The spectacular collapse of WeWork’s IPO plans in September 2019 became one of the most dramatic startup failures in Silicon Valley history, exposing the excesses of the unicorn era and venture capital hype machine.
The Rise
Founded by Adam Neumann and Miguel McKelvey in 2010, WeWork promised to revolutionize office space through “community-powered physical spaces” and aspirational marketing. By 2019, SoftBank’s Vision Fund had valued the company at $47 billion, making it one of the most valuable startups globally.
The Fall
When WeWork filed its S-1 prospectus in August 2019, investors discovered alarming details: $1.9 billion in losses on $1.8 billion revenue, self-dealing transactions where Neumann leased buildings he owned to WeWork, trademarking “We” and selling it back to the company for $5.9 million, and governance structures giving Neumann 20:1 voting rights.

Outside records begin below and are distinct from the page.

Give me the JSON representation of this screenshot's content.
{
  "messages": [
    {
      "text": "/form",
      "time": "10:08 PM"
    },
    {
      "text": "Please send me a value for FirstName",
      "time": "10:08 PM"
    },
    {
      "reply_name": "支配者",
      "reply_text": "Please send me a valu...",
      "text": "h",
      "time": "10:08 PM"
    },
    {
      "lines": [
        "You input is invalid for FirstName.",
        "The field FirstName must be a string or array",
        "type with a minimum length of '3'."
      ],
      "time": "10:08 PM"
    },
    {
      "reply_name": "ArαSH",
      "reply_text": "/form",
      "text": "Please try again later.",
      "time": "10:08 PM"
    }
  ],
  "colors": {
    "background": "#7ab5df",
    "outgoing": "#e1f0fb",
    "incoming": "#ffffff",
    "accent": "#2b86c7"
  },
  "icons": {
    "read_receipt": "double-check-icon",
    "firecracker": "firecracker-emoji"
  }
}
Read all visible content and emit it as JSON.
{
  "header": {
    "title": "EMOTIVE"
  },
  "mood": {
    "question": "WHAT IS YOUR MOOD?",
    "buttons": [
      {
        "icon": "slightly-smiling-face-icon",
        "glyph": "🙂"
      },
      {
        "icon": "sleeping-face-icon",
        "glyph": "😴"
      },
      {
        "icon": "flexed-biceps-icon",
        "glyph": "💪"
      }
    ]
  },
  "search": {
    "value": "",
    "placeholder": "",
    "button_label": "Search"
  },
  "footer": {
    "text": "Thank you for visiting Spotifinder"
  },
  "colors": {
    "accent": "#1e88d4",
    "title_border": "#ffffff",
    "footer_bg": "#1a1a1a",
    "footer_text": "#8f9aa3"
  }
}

The company’s valuation plummeted from $47B to under $10B within weeks. Neumann was ousted as CEO in September 2019 with a $1.7 billion exit package (later reduced to $1.1B after shareholder lawsuit). The IPO was pulled, and WeWork laid off 2,400 employees (19% of staff).
Cultural Impact
The implosion became a symbol of startup excess: beer taps and kombucha on tap, company-funded summer camps, spiritual retreats, and Neumann’s reported marijuana use on private jets. The disaster triggered increased scrutiny of unprofitable unicorns and venture capital’s “growth at all costs” mentality.
WeWork eventually went public via SPAC merger in October 2021 at a $9B valuation—an 81% drop from its peak. The company filed for bankruptcy in November 2023.